All of this has observers wondering what is really going on between Russia's two leaders. The optimistic view is that this is yet another case of the two playing a political act of good-cop/bad-cop: with Medvedev supporting the UNSC resolution to stay on the good side of the international community while Putin makes vaguely anti-Western statements to appease the nationalists within the domestic audience who see actions like the Libyan intervention as nothing but an American plot to gain control over the world, at Russia's expense. Other political analysts though think the rift may be more than play-acting.

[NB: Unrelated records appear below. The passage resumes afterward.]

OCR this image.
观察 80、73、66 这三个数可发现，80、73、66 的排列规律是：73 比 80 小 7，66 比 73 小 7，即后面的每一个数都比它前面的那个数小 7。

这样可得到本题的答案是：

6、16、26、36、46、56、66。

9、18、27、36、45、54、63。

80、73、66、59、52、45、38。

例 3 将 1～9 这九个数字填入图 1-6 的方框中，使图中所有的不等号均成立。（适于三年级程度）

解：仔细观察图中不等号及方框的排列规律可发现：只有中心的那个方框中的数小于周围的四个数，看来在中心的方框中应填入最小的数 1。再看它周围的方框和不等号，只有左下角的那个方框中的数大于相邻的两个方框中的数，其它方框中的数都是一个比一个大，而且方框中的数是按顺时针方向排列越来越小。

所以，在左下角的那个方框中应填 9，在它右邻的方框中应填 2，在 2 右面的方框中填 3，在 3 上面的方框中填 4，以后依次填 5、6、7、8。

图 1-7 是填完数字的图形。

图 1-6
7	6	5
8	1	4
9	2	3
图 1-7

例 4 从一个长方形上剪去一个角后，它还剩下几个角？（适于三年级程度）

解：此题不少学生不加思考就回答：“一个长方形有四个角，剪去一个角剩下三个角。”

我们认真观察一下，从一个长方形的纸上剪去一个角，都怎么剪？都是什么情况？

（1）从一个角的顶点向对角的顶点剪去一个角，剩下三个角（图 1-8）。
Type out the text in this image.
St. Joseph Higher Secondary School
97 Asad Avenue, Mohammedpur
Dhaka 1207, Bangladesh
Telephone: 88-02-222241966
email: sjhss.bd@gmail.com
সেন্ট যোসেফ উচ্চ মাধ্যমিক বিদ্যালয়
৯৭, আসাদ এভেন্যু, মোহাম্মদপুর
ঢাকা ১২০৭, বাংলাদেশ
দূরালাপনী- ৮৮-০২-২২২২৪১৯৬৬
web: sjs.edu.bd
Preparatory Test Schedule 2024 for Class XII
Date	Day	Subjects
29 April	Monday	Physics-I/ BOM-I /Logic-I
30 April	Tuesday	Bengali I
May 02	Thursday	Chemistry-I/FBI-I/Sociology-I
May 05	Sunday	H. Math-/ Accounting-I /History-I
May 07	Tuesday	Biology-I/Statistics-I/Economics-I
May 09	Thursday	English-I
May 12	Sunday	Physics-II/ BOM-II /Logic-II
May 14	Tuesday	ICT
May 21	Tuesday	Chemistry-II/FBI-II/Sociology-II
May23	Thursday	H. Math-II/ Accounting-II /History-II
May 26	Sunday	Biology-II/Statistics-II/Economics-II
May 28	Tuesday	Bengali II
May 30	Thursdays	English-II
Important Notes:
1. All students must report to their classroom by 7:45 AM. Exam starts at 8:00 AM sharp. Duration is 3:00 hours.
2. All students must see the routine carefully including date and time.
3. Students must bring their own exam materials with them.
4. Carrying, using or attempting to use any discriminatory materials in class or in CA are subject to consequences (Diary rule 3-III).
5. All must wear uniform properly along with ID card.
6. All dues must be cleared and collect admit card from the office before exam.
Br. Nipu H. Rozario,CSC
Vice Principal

Alexei Fenenko, an international security expert at the Russian Academy of Science said in The Guardian that Medvedev's stance was “pragmatic” since it was clear that the United States wanted to intervene in Libya and would have done so with or without a UN resolution. If the United States wants a third war, let them have it,” Feneko said. “There was already fighting in Libya even without the intervention, so our companies will lose out, bombing or not,” he added. Meanwhile s Pavel Salin, an analyst with Moscow's Center for Political Assessments believes that the clash between Medvedev and Putin was real and is rooted in their differing worldviews. "Putin, given his past [KGB] experience, is inclined to a conspiratorial view and his remarks had a certain anti-American spin. Medvedev, on the other hand, does not think in cold war terms. He would like to see Russia on good terms with everybody and perhaps play the role of an intermediary in this situation,” Salin explained in the Christian Science Monitor.
Analyst Gleb Pavlovsky, said discord in the ruling tandem had “become a generator of nervousness” within the political elite, who, like most other Russians, are wondering which of the pair will run for president in next year's elections. According to Pavlovsky and other analysts, the uncertainty over who will be the candidate – assuming that Putin and Medvedev are true to their word and don't run against each other – is causing real unrest among Russia's elite and the leaders of their business community. Time magazine takes the opposite view though arguing that the Libya spat has given Medvedev a “confidence boost”. Time cites Russian political analsyt/spin doctor Evgeny Minchenko who claims that the Medvedev position of political reform at home and deeper international cooperation with the West is gaining favor among Russia's elites because “everybody wants to be in the same club as the global elites.”
At least one thing is certain, this will be an interesting year for Russian politics as Medvedev and Putin stake out their positions ahead of the 2012 elections.